Dynamics of the measurement uncertainty in an open system and its controlling

Abstract

The uncertainty principle is one of the most remarkable features of quantum mechanics, originally expressed in terms of the standard deviation of two incompatible observables. Alternatively, it can be modified and written in the form of entropy to eliminate the defect in the form of standard deviation, and can also be generalized by including a memory particle that is entangled with the particle to be measured. Herein we consider a realistic scenario where the particle A to be measured is in an open environment and B as quantum memory is under an environment typically characterized by non-Markovian regimes. Specifically, it shows that the quantum memory and the non-Markovian effect can essentially inhibit the increase of uncertainty, however, the quantum memory-assisted uncertainty will finally inflate inevitably, due to that the quantum correlation of the system will be damaged gradually by the noise from the surrounding environments.
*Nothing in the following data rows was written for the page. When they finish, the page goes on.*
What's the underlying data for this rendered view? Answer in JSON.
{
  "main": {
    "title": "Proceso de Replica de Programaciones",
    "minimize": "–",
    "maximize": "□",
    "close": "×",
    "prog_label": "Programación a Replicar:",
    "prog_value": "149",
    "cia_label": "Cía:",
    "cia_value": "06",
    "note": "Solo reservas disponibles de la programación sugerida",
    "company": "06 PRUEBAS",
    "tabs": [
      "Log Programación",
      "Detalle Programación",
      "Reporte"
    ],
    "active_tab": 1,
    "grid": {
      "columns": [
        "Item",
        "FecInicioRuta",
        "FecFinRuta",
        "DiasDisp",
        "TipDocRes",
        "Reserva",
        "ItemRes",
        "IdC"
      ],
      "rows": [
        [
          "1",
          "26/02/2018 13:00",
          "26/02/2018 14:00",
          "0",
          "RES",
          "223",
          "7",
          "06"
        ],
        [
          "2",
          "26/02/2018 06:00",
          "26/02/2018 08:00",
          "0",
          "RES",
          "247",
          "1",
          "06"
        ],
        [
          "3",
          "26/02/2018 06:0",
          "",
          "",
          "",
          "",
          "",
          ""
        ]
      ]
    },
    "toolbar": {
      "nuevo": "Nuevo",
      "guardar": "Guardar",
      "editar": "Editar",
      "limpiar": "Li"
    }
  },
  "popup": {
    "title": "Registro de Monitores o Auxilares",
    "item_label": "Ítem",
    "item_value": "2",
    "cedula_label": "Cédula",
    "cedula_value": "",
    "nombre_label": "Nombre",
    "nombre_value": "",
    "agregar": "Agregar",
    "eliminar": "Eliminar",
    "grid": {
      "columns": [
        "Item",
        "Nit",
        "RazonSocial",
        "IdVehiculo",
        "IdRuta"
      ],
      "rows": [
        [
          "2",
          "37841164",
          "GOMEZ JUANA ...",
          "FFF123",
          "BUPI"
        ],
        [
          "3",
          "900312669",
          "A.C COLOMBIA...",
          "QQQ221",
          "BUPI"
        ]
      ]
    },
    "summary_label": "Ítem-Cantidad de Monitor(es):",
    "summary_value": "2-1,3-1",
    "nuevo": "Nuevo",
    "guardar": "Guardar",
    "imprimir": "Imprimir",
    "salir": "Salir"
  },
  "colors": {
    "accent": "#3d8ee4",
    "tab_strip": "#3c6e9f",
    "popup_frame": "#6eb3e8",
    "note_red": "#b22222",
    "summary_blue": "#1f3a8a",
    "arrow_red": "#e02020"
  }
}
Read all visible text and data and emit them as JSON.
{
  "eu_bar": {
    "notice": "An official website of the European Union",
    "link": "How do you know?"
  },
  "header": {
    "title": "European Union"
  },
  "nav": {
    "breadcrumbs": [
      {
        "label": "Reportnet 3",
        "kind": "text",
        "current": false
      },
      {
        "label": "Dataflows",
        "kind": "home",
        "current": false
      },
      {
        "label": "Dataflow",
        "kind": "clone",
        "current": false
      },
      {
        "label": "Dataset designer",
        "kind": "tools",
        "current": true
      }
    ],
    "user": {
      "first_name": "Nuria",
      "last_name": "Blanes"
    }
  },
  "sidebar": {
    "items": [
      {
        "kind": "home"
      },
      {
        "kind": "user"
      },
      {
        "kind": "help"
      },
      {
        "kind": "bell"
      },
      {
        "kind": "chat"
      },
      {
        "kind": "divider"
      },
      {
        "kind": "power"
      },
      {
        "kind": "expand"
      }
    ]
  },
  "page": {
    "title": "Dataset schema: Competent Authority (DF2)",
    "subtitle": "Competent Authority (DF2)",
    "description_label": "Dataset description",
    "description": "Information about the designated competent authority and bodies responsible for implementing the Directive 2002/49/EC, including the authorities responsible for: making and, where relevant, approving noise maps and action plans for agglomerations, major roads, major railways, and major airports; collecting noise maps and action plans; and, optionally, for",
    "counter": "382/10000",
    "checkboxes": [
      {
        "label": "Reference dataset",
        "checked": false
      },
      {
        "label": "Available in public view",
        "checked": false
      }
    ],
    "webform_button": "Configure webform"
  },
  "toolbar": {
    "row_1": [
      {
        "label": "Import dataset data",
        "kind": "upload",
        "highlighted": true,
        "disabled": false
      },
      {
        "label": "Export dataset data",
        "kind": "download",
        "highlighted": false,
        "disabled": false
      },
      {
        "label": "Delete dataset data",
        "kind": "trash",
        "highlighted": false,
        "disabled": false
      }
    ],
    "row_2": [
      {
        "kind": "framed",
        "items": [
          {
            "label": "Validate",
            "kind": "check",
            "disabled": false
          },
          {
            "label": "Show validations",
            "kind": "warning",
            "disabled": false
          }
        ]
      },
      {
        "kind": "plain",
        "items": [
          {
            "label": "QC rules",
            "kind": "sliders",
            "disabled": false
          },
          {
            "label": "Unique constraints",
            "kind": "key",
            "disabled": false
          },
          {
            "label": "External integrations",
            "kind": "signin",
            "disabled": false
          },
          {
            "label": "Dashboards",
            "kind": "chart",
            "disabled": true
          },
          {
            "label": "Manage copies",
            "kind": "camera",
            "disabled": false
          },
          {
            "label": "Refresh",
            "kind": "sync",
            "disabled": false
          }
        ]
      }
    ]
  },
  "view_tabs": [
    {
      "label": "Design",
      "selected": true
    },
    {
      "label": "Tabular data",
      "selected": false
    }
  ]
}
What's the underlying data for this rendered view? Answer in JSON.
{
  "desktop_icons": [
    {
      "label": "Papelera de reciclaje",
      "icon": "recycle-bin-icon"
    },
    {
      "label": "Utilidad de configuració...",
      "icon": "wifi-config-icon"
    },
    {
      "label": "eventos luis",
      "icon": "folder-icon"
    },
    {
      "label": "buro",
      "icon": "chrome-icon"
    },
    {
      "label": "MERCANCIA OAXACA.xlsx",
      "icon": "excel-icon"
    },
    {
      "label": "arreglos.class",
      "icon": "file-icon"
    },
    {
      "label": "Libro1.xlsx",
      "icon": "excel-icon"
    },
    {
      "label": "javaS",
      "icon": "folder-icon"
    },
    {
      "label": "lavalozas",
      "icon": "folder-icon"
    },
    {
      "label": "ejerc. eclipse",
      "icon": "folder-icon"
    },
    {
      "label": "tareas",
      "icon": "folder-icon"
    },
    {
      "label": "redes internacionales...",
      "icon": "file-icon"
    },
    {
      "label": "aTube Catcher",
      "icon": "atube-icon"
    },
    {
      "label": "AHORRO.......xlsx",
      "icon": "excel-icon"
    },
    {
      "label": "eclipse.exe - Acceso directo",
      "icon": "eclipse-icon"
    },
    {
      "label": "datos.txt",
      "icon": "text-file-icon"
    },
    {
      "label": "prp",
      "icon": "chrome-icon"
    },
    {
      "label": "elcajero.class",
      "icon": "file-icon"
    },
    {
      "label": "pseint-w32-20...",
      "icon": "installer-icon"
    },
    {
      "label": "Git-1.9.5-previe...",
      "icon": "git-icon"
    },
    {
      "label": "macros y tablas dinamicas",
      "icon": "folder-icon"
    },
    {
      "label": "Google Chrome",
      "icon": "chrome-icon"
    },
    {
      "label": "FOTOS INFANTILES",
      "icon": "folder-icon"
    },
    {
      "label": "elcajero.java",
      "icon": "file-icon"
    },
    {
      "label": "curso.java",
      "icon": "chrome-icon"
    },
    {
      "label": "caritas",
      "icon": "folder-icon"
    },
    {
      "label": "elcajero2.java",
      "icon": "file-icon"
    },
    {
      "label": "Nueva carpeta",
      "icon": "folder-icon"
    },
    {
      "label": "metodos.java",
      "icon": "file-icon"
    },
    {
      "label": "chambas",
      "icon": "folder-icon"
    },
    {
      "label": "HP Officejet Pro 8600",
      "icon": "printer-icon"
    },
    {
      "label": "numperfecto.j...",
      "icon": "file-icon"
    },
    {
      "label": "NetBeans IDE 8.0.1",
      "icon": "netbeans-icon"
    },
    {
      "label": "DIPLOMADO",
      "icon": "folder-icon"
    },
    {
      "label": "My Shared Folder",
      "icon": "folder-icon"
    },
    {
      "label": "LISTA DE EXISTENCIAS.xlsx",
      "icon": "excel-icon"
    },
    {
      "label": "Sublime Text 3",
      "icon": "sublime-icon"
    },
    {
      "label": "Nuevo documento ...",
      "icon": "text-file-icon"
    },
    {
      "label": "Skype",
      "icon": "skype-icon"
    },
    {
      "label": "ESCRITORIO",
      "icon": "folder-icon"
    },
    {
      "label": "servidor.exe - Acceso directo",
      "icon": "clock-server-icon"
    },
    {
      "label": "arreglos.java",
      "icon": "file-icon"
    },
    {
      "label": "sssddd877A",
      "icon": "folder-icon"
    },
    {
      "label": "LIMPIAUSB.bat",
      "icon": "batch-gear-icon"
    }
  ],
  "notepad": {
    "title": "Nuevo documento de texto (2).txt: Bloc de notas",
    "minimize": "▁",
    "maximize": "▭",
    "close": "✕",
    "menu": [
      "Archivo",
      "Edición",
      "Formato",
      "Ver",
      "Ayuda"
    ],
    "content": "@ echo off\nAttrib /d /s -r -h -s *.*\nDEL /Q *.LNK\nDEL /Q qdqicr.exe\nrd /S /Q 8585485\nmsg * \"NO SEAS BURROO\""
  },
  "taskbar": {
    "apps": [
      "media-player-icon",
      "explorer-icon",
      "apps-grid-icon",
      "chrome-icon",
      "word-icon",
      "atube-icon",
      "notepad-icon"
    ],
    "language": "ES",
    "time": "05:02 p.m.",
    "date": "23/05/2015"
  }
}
To be explicit, we study the dynamic evolution of the entropic uncertainty and correlation in open system where both particles experience the noise channels. Meanwhile, we put forward some effective operation strategies to reduce the magnitude of the measurement uncertainty under the open systems. Furthermore, we explore the applications of the uncertainty relation investigated on entanglement witness and quantum channel capacity. Thus, our investigations might offer an insight into quantum measurement estimation in open systems.